Politik

"Enorme Fortschritte" Trump will Nato doch die Treue halten

Von einem Alleingang der USA ist keine Rede mehr: US-Präsident Trump bekennt sich in Brüssel klar zur Nato, die er für stärker hält als zuvor. Auch vor Deutschland hat er nach seinen vorausgegangenen Verbalattacken wieder "große Achtung".

US-Präsident Donald Trump sieht nach dem Streit beim Nato-Gipfel einen "enormen Fortschritt" bei den Verteidigungsausgaben der Verbündeten der westlichen Militärallianz. "Ich glaube an die Nato", sagte der US-Präsident bei einer abschließenden Pressekonferenz in Brüssel.
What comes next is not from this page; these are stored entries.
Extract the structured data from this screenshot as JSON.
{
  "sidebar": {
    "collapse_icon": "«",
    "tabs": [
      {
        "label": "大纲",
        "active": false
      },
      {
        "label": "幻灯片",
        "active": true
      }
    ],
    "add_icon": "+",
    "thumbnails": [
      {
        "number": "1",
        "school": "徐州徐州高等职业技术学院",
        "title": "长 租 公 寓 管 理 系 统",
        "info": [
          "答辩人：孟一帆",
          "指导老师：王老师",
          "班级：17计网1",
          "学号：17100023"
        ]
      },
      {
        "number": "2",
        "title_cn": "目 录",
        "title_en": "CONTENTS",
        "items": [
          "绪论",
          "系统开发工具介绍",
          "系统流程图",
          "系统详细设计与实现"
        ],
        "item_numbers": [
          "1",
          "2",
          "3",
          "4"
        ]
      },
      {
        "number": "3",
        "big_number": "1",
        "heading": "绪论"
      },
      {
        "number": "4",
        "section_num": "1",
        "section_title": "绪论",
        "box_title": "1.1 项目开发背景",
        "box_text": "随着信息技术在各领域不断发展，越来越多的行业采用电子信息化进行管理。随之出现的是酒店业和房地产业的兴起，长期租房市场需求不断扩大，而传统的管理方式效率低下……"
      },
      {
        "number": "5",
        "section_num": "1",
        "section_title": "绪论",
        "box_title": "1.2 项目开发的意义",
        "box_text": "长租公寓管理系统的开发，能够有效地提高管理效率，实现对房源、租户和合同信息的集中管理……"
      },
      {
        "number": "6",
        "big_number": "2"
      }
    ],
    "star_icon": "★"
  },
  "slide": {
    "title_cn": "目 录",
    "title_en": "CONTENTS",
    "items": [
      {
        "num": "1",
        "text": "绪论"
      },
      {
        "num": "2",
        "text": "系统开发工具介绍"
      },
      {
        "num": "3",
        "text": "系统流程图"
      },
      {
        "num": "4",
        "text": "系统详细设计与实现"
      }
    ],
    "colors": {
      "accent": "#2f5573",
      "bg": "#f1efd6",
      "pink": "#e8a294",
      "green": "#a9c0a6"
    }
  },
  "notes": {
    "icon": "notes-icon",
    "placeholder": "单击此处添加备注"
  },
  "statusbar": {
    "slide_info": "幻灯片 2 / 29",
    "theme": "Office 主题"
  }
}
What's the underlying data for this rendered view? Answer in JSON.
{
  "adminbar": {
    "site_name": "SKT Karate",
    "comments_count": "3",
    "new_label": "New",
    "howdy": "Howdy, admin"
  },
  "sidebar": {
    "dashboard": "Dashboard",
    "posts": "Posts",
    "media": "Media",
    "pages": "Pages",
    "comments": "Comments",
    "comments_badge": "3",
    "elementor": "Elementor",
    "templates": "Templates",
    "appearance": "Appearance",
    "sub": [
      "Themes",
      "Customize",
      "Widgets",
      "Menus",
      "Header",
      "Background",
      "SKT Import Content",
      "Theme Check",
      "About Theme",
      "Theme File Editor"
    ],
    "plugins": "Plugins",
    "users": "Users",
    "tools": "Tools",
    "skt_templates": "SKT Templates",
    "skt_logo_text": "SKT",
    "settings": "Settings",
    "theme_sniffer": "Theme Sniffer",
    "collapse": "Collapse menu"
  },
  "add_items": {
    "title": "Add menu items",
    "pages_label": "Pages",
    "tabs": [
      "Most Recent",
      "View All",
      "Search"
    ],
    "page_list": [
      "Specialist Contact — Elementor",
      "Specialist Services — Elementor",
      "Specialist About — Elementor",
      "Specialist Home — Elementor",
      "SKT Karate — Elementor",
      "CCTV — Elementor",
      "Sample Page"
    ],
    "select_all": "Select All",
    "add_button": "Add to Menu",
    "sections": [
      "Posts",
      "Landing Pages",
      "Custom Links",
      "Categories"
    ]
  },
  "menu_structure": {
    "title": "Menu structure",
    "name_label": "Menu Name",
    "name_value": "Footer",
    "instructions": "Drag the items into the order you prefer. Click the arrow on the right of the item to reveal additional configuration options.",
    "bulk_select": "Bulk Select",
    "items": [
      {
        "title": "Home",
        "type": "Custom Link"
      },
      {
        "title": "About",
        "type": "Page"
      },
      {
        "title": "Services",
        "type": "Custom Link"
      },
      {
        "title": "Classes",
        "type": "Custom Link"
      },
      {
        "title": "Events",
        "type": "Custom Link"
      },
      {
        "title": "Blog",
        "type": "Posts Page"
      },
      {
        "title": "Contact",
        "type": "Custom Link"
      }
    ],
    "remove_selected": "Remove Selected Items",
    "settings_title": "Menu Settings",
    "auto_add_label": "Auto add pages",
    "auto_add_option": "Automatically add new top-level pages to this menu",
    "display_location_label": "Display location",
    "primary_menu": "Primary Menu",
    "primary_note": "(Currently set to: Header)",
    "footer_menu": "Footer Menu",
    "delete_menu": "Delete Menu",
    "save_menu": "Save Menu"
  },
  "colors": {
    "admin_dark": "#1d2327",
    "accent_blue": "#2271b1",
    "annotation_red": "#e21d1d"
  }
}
Zuvor hatte er durch scharfe Verbalattacken vor allem gegen Deutschland den Streit um die nach seiner Ansicht zu niedrigen Ausgaben der Nato-Partner der USA eskalieren lassen, so dass noch eine Sondersitzung der Allianz anberaumt wurde. Aus Teilnehmerkreis hatte es geheißen, dass Trump mit einem Alleingang der USA gedroht habe, falls die Länder bis Januar 2019 nicht ihre Verteidigungsausgaben auf das gewünschte Ziel von zwei Prozent der Wirtschaftskraft steigerten.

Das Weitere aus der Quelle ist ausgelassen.